Chapter One – Midnight:Vienna

C

The hum of the engine was a low, comforting growl beneath him as he leaned into the curve of the highway, the wind a sleek whisper in his ears. Layla, his CBR650R, responded like a living thing—fluid, precise, alive. The city lights of Vienna glittered behind him, but he wasn’t slowing down. Not yet. Not until the tension bled out of his shoulders.
At nineteen, he shouldn’t have been this weary. But the markets never slept. His mind was always ticking—charts, patterns, momentum, liquidity. Yet, tonight wasn’t about numbers. It was about her.
He thought about the way her eyes—hazel and haunting—looked at him when she didn’t know he was watching. The way her fingers curled into his shirt in her sleep. The way she believed in him with a faith that sometimes scared him.
They’d met when he was seventeen and just beginning to taste the edge of real money, the kind that came not from luck but from obsession. She was the only thing that ever stopped him in his tracks.
Now, two years later, he was building an empire. The kind his competitors tried to replicate but never understood. His brother handled logistics. He was the face, the mind, the will. The vision.
He parked Layla beneath the suite balcony of the Sacher Hotel, the purr of the bike echoing off cobblestones. When he entered the room, she was curled on the window seat, watching the Danube lights flicker across the water.
“You didn’t text,” she said softly without turning.
“I needed to ride.”
She turned to him, her face radiant despite the hour. “Bad day?”
“No. Just a heavy one.”
She crossed the room in three silent steps and wrapped her arms around his waist, pressing her cheek to his chest. He let out a breath he didn’t know he’d been holding.
“I missed you,” she said.
“I missed you more.”
He kissed her then—slow, unhurried, like there was nothing else in the world. Because when she was in his arms, there really wasn’t.

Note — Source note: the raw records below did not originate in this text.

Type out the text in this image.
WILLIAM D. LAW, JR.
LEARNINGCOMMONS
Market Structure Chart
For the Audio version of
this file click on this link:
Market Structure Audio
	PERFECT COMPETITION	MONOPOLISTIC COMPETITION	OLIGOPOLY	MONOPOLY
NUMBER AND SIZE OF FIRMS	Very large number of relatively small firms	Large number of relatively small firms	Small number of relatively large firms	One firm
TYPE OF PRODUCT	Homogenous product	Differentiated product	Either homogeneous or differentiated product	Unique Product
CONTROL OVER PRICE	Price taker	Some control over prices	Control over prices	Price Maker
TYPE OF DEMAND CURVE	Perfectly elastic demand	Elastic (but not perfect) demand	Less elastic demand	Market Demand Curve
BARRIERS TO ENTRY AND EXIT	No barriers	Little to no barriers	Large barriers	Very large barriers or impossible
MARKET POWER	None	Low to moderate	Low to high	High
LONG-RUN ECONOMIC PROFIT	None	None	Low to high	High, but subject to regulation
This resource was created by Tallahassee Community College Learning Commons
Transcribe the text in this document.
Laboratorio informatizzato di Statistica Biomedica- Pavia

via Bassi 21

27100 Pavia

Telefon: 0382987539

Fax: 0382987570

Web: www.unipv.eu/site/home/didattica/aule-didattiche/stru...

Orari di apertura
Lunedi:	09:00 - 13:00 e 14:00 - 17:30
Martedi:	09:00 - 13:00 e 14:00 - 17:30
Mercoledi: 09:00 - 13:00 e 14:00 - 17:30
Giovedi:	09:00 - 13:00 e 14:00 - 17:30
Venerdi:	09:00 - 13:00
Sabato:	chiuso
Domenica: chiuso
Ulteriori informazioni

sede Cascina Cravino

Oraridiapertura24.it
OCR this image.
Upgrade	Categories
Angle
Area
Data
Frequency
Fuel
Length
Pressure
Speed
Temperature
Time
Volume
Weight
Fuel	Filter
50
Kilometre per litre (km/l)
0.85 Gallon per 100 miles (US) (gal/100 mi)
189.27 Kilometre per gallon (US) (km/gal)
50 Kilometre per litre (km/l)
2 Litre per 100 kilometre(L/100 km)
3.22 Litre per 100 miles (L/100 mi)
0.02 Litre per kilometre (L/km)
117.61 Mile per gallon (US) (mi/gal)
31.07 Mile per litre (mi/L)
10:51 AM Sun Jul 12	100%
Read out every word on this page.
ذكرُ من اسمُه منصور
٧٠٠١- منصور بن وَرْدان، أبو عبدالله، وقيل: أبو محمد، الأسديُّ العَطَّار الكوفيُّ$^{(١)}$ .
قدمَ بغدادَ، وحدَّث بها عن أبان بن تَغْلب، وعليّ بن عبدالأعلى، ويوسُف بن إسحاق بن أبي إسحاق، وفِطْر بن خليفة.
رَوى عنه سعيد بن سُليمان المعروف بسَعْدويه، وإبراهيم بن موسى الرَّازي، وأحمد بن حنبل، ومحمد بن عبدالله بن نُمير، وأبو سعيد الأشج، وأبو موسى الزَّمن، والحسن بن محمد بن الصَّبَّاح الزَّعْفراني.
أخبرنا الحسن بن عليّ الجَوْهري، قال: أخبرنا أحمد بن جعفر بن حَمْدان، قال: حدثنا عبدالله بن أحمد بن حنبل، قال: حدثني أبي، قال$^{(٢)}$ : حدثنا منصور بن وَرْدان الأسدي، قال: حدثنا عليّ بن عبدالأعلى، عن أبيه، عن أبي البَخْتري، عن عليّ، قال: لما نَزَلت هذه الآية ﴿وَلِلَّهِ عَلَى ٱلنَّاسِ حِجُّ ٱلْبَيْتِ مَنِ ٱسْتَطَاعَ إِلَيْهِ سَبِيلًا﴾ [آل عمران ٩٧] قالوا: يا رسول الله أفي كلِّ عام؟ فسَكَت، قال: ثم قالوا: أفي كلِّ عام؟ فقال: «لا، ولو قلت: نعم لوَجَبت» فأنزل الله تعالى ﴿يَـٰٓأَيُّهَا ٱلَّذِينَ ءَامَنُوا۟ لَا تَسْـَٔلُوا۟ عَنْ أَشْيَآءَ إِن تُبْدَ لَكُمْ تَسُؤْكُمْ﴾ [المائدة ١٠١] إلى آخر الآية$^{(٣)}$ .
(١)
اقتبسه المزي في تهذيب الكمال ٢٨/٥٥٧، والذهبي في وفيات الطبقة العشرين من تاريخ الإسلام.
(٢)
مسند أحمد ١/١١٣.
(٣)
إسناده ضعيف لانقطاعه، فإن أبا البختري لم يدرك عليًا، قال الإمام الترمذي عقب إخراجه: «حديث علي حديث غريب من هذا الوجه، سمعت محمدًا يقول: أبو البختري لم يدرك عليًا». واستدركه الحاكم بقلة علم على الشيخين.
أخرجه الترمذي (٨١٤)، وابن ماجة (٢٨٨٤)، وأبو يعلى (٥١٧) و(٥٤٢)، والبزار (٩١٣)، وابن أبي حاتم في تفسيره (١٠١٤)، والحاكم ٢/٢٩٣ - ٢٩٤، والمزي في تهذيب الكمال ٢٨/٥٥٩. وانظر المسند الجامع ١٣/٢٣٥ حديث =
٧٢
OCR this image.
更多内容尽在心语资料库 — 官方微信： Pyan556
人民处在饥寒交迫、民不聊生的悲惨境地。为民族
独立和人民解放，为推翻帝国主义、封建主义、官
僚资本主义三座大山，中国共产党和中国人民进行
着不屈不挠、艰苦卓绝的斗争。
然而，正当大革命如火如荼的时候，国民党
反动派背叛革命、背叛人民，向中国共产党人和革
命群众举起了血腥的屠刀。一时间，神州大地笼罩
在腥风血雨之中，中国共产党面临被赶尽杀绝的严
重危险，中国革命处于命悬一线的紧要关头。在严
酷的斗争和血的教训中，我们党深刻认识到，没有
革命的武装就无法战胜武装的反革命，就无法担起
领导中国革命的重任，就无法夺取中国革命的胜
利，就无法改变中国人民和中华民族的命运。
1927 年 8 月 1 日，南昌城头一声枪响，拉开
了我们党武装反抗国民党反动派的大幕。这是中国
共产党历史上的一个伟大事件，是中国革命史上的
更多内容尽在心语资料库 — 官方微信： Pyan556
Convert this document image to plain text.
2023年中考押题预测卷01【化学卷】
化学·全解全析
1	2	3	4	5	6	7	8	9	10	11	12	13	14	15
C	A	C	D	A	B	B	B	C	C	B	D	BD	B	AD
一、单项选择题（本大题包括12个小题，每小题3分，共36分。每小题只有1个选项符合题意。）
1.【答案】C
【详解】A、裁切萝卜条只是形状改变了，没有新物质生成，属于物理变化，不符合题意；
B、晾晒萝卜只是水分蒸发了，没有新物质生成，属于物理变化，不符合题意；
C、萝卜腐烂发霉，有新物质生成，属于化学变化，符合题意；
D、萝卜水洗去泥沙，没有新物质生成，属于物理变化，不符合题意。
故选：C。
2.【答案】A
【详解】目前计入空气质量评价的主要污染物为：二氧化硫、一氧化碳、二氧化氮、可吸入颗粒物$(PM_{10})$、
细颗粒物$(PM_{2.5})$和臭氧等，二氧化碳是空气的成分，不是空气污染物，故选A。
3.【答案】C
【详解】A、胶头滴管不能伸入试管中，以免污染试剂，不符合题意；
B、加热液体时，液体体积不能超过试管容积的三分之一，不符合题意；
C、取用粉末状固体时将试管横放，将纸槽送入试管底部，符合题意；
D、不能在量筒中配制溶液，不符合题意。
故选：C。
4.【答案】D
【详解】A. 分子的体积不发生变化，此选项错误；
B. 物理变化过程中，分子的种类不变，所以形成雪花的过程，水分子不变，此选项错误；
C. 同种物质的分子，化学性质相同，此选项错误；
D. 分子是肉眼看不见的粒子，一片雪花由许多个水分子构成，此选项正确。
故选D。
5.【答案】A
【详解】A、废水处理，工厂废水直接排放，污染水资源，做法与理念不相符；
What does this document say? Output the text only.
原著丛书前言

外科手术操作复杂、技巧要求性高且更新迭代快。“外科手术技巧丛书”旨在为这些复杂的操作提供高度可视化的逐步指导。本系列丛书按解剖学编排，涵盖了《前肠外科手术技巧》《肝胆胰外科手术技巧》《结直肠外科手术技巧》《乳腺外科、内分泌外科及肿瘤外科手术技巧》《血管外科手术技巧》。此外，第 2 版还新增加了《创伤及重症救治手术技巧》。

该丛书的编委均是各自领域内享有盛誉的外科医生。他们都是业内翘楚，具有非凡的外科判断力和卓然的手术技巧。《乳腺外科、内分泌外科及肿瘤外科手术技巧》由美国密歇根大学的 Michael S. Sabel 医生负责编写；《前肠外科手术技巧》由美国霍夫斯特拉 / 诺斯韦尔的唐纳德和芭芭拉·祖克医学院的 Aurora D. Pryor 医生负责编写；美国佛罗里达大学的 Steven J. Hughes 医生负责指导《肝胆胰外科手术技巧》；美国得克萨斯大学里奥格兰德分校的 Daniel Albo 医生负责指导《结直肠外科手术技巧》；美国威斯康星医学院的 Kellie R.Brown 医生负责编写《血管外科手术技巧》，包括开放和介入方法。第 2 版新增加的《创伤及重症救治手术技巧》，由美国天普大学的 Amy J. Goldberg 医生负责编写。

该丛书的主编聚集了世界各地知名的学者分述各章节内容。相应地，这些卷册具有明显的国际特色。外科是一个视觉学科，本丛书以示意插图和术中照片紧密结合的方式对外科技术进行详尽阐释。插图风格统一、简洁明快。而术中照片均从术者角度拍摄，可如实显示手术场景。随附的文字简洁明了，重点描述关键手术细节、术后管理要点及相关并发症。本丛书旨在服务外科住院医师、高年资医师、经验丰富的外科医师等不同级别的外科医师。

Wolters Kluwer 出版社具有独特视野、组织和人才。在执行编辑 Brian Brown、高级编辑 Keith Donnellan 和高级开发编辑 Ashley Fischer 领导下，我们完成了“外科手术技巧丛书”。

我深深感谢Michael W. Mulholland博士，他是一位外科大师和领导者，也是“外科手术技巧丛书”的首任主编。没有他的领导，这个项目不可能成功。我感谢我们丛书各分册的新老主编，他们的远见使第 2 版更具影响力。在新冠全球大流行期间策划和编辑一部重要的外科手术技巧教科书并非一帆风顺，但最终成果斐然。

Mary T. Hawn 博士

Her body melted into his as his hands slid up her back, fingers finding bare skin under her oversized shirt—his shirt. He lifted her effortlessly, carrying her to the bed like she weighed nothing. Her breath caught as he laid her down, eyes never leaving hers.
“You’re the only thing that makes sense in this world,” he whispered, his voice low, roughened with restraint.
Her response was a trembling whisper. “Then take me there.”
His lips traced a path down her collarbone, lingering where her pulse thudded beneath warm skin. Her fingers tangled in his hair as his mouth explored her like a map he already knew but wanted to memorize anew each time.
There was nothing rushed. He worshipped her, adored every inch of her as if it were the last night they’d ever have. Her moans were soft, breathy, the kind that curled into a man’s soul and lit a fire he never wanted to put out.
When he finally joined her, it wasn’t just about desire. It was about connection. Fusion. Completion. She arched to meet him, her nails digging into his back, grounding herself in the reality of what they were.
And in the quiet that followed, wrapped in sheets and each other, she whispered, “Promise me it’ll always feel like this.”
He kissed her temple and whispered, “No. It’ll feel better.”
The city moved on outside their window, but inside, time obeyed only them.

She sat between his legs in the marble bathtub, their bodies half-submerged beneath the lavender-scented water. His arms circled her from behind, and his chin rested on her shoulder.
“You’re quiet,” she murmured.
“I’m thinking.”
“About?”
“Salzburg. The cabin in the hills. Us.”
A smile tugged at her lips. “You’re planning again.”
“I’m always planning. That’s how I stay ahead.” He kissed the back of her neck, slow and thoughtful. “But this one’s different. I want it to be just us. No screens. No numbers. Just air, mountains, and your laugh in the morning.”
She turned her head to look at him. “You remember that time at Imlauer Sky, when it snowed in May?”
He nodded. “You looked like you belonged in that snowfall. Like a dream I wasn’t ready to wake up from.”
She reached back and touched his cheek. “You scare me sometimes. With how much you feel.”
“I don’t feel for many things.” He pressed a kiss to her temple. “But you… you rewrote the code.”
They stayed like that, until the water cooled, and the silence deepened with meaning. A silence that knew what came next.
And far beyond the walls of their hotel, the world spun on. But for them, time folded in, pulling tighter and warmer around a love too rare to name.